WHERE: TBD (either EARTH Center of Middlesex County, 42 Riva Avenue / South Brunswick, NJ OR Riverside Park in Piscataway, registrants will be emailed location information and directions).

WHY: Every Thursday from May 27 through the end of September the Lower Raritan Watershed Partnership and Rutgers Extension / Middlesex County EARTH Center will be in the field taking water samples from five public access (non-bathing, fishing, and recreational) sites along our Raritan River. We need volunteers to help us with this important work!

Volunteers will help project coordinators with sample collection, sample preparation and delivery, and analysis.

Space is limited and registration required. With thanks to The Watershed Institute for grant support to allow for Spanish language translation for this session.

IEC District Coordinated Volunteer Pathogen Monitoring Final Report 2020

With thanks to Jessica Bonamusa with the Interstate Environmental Commission (IEC), which provides equipment, laboratory equipment, and other technical support to the LRWP as part of an EPA Volunteer Pathogen Monitoring Program, the Lower Raritan Watershed Partnership is pleased to share this Final Report for 2020 pathogens monitoring of the Lower Main Stem of the Raritan River.

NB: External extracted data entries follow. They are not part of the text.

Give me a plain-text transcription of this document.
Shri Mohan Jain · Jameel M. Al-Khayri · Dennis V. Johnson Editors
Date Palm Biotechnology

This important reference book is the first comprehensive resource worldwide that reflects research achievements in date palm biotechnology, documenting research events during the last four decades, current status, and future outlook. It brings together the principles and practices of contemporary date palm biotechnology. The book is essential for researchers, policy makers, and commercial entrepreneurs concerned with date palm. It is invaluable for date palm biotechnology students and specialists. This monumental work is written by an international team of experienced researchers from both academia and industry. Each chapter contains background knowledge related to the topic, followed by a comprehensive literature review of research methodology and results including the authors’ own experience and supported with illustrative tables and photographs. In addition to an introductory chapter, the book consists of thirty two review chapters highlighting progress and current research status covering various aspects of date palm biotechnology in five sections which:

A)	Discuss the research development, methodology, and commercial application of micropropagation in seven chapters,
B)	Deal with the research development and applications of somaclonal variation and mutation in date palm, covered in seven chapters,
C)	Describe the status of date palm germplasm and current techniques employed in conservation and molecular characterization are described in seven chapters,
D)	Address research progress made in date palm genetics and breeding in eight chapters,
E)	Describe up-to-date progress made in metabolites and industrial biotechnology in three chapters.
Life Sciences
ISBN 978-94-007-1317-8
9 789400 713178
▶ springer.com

IEC’s Volunteer Pathogen Monitoring Program is intended to facilitate interested organizations in testing their local waterways for pathogens. This program targets areas that are not routinely monitored by regulatory agencies or other established monitoring programs. IEC provides assistance to volunteer groups in project design, sampling site selection, as well as hands-on field sampling training, supplies and equipment, and QA/QC oversight for the project. Laboratory analyses for pathogens is conducted in the IEC laboratory by IEC staff. Participating organizations and volunteers sample along publicly-accessible shoreline areas and in tidal creeks. Surveys include in situ measurements of water temperature, salinity, dissolved oxygen, and pH, though these parameters can vary depending on the needs of IEC’s partners. Pathogen samples are taken to the IEC laboratory where they are analyzed for Enteroccoccus and Fecal Coliform, indicators of sewage waste, using membrane filtration (EPA 1600) and/or the newer IDEXX® Enterolert methods. All sampling and analytical procedures are outlined in an EPA-approved Quality Assurance Project Plan.

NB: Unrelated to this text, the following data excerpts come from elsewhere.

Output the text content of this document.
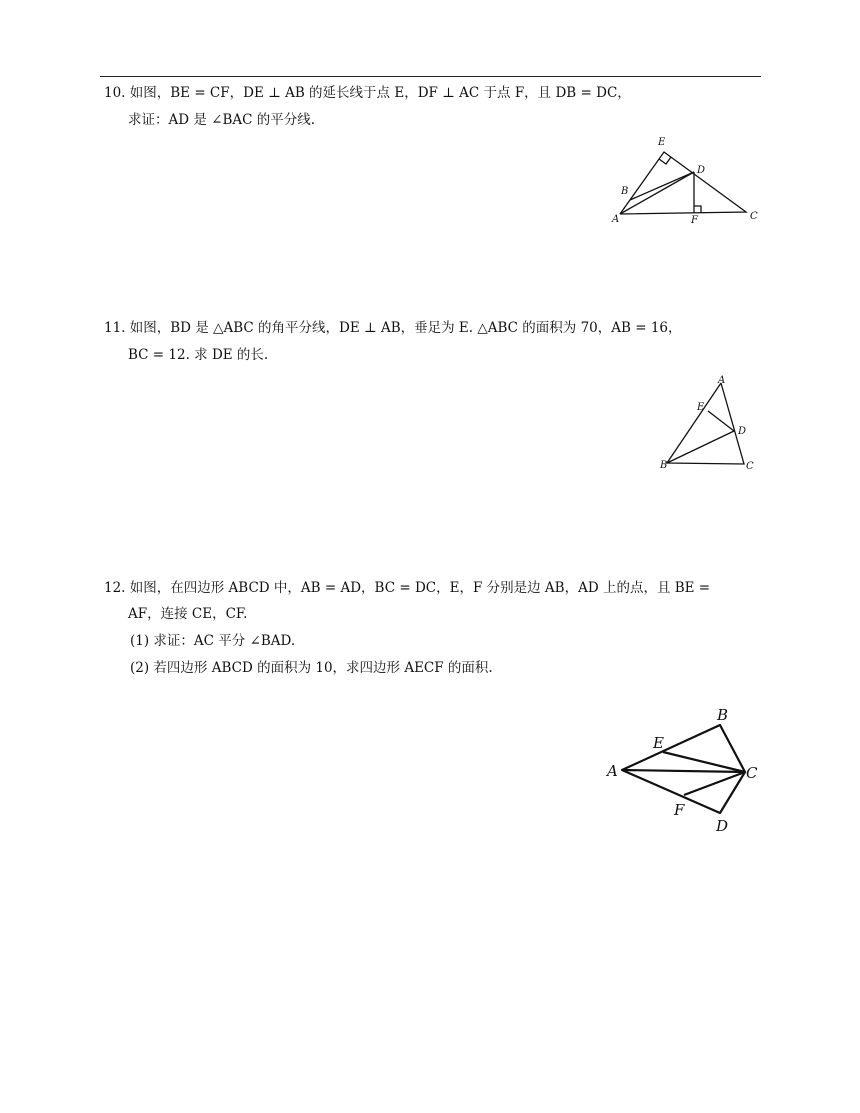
10. 如图，BE = CF，DE ⊥ AB 的延长线于点 E，DF ⊥ AC 于点 F，且 DB = DC，
求证：AD 是 ∠BAC 的平分线.
E
D
B
A	F	C
11. 如图，BD 是 △ABC 的角平分线，DE ⊥ AB，垂足为 E. △ABC 的面积为 70，AB = 16，
BC = 12. 求 DE 的长.
A
E
D
B	C
12. 如图，在四边形 ABCD 中，AB = AD，BC = DC，E，F 分别是边 AB，AD 上的点，且 BE =
AF，连接 CE，CF.
(1) 求证：AC 平分 ∠BAD.
(2) 若四边形 ABCD 的面积为 10，求四边形 AECF 的面积.
B
E
A	C
F
D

In 2020, the LRWP’s Volunteer Monitoring Program spanned 15 weeks, starting in July. Due to the pandemic, this year the Program faced unprecedented challenges. The IEC laboratory was closed for the first three weeks of sampling, so samples collected during this time period were analyzed by a contract laboratory using methods which, while EPA-certified, differed from the methodology utilized by IEC. All sampling events were scheduled in advance and occurred regardless of recent precipitation, unless conditions were dangerous. This season included four groups: Hackensack Riverkeeper, the Lower Raritan Watershed Partnership, Gowanus Conservancy and Freshkills Park for a total of 14 sites. Six of these sites are within the Lower Raritan Watershed.